Katherine Porter, an influential painter known for her intuitive and vividly colored branch of Expressionism, passed away at her home in Santa Fe, N.M. on April 22, 2024. She was 82. The cause was a heart attack, according to LewAllen Galleries, which represents her work.
Ms. Porter's art embodied early modernist abstraction with elements such as spirals, curves, and shapes that occasionally evoked familiar forms like buildings and weather. Her large-scale pieces were noted for their unfiltered quality and personal use of color, standing out in a realm between figurative and Abstract Expressionism. One of her notable works, "Fire, Water, Sun and Moon" from 1979, is displayed at the Museum of Fine Arts Boston. Another piece, "New York Number," is in the collection of the Metropolitan Museum of Art.

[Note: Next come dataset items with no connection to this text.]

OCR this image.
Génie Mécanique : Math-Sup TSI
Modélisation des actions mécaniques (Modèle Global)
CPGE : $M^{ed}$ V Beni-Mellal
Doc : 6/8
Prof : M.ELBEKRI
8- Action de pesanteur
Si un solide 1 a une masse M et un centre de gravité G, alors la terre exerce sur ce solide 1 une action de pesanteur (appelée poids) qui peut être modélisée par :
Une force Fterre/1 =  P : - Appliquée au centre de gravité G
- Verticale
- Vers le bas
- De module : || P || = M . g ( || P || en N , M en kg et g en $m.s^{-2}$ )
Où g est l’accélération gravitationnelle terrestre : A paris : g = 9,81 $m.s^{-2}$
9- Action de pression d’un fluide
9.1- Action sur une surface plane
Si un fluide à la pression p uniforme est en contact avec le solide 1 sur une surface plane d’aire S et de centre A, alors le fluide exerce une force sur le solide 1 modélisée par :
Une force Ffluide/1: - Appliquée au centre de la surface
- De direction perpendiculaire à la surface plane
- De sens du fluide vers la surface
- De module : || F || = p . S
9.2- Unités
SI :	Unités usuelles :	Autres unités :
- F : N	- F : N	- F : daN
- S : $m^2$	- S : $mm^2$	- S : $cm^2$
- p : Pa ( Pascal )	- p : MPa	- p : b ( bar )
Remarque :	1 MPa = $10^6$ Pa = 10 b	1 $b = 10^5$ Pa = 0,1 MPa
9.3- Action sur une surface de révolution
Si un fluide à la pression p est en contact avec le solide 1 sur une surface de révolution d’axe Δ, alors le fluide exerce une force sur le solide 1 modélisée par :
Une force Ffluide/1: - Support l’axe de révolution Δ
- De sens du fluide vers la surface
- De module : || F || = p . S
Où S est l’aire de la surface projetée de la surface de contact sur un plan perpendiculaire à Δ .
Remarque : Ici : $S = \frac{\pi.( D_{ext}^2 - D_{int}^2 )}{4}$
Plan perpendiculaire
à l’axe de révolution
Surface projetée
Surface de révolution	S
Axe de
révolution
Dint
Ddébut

Born Katherine Louanne Pavlis on September 11, 1941, in Cedar Rapids, Iowa, she pursued her art studies at Colorado College and Boston University. She worked various jobs, including teaching, while nurturing her artistic career and eventually received notable recognition and awards, including honorary doctorates from Colby College and Bowdoin College.
Throughout her life, Porter lived in multiple locations, including Belfast, Maine, where she created a significant studio space. Her work was featured in the Whitney Biennial in 1973 and 1981 and has been collected by major institutions such as the Whitney Museum, the Guggenheim, and MoMA.
Porter was married twice, to sculptor Stephen Porter and later to Mark Dietrich. She is survived by her brother, Ned Greedy, and sister, Karen Pavlis Sielaff. Despite stepping back from the commercial art world in the late 1990s, Porter remained dedicated to her craft, continuing to paint until her death.